Out we went. The security guard who Brady’s has a really nice rapport with left his post to come intentionally say goodbye and wish Brady well. It was celebratory and warm.
We picked up ice cream and went home to this π
There is so much love in this place. I am SO grateful that Brady is home. I am SO grateful for all of the love and support we’ve received along the way, and continue to receive. I am SO grateful Brady has made it this far, and I am SO looking forward to the success story at the end of all of this mess.
Thank you, Lord, for your covering and protection. Watch over us. We trust You.
We never anticipate radiation. Ever. But its our current reality, so we try to make the most of it.
Today, we grabbed milkshakes on our way in. Its hard to know where to put money these days, and we’re very careful not to justify too many unnecessary purchases. Our absurdly generous circle of support has made it that we have NEVER had to buy coffee out of our own pocket pretty much since Brady’s surgery. So today, thanks to ALL the free coffees, we had a treat – milkshakes. It. Was. Awesome. It felt like a date, hahaha!

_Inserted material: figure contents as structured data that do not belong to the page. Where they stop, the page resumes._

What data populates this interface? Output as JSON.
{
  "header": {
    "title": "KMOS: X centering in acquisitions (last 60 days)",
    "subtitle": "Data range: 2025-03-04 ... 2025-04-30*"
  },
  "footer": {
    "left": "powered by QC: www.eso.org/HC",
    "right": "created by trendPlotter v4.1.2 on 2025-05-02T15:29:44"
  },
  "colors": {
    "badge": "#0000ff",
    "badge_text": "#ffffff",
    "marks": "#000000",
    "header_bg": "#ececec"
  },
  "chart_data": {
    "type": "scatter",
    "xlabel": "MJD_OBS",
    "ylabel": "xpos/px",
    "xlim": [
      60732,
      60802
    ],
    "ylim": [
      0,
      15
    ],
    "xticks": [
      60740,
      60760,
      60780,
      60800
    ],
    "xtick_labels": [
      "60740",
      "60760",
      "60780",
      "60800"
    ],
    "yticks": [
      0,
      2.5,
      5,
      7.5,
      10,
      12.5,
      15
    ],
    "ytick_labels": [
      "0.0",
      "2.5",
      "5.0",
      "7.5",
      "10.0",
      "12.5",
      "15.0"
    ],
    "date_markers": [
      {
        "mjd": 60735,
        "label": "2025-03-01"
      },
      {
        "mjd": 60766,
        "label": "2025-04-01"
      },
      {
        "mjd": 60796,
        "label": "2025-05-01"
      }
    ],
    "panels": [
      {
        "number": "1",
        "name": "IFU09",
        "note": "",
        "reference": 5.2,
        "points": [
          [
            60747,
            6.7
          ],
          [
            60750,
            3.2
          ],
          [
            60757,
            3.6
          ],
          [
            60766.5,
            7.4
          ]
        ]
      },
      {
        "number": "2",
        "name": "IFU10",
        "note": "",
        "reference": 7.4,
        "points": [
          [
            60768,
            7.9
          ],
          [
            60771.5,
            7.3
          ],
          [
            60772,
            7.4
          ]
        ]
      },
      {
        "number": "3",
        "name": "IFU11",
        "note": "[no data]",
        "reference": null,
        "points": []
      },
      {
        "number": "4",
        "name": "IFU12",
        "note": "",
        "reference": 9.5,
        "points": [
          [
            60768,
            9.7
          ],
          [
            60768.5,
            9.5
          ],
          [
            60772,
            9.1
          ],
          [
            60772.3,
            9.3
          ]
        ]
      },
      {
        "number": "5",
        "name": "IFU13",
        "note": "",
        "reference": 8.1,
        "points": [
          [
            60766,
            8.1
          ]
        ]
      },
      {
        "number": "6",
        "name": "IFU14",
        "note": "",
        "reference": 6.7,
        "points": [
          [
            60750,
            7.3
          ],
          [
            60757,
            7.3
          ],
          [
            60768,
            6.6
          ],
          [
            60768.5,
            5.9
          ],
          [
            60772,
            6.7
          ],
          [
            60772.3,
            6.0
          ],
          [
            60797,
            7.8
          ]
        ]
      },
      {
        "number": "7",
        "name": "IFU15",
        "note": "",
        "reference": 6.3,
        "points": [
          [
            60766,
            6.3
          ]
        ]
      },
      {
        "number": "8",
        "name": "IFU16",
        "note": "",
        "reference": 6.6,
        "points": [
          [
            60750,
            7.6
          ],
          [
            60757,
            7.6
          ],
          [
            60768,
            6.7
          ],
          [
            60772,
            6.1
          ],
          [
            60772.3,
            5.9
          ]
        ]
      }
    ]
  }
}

Brady went into his appointment and I pulled out my crocheting, as I do every single time. The project I’m currently working on is way too big to bring from place to place for a half hour of work, and its way too big to pull out in the van. But π€·ββοΈ thats what I do. Crocheting relaxes me sooooo well. Last night, even, my anxiety was SO bad that my hands were shaking and my legs were jumping and I could not calm my body down. I resigned to my bedroom, and my hands got SO calm and relaxed when I started crocheting. When I would stop, my hands would start shaking again. I don’t know what that mess is all about, but its proven! Crocheting helps! Hahaha!
The coffee/milkshake is enjoyable. The music is enjoyable. The company is enjoyable. The crocheting is enjoyable. The sky is enjoyable.
Yet, all of that to say, I will not miss this place when this is all over. This is not where we belong.
Its felt like a long week, and its only Wednesday. Yesterday, I said something about it being a long week. Yesterday was Tuesday…
I think some of our feelings are made stronger by the fact that the countdown to the end of radiation is on. This is the final week. Sometimes that light at the end of the tunnel is glaring, and its hard to look at, you know? Its SO exciting, but it makes the end just draaaaag! Its like every day you’re overdue in pregnancy feels like at least a year of waiting. I think thats comparable.
Except that we don’t know how things will look once radiation is done. We don’t know. We cannot hold any expectations in any way. So we would love to think we’ll let down a little, Brady will regain some energy, and we’ll all breathe easier and enjoy our time together. But we just don’t know. How long will he be nauseous? How long will his back keep burning? How long will he be fatigued, falling asleep after he takes his meds? How long will How long will he have these headaches? How long will we be managing pain and discomfort and overwhelm? How long will we feel SO limited in what we can “handle?” When can we start working at our stuff around the house and at the lake without fear of sickness, anxiety, or pain?
Deep breaths. Prayer. More deep breaths.
I know this is just for a time. I’m happy to have a new normal. Truly, I’m unconcerned about adapting to a new normal. Bring it on. But I want to be out of survival mode soon. Like SOON soon. The end of radiation feels like it should be the end of survival mode, but something tells me we need to continue to be very careful.
The road is long. To those of you who have followed and inquired and help and care, THANK YOU for knowing this is a long game situation and for riding along with us. Brady’s surgeon wasn’t kidding when he said a large piece of Brady’s recovery was based on community support. I knew we had it, but I had no idea the extent to which we have it. We have an incredible corner of people. I am overwhelmed with gratefulness.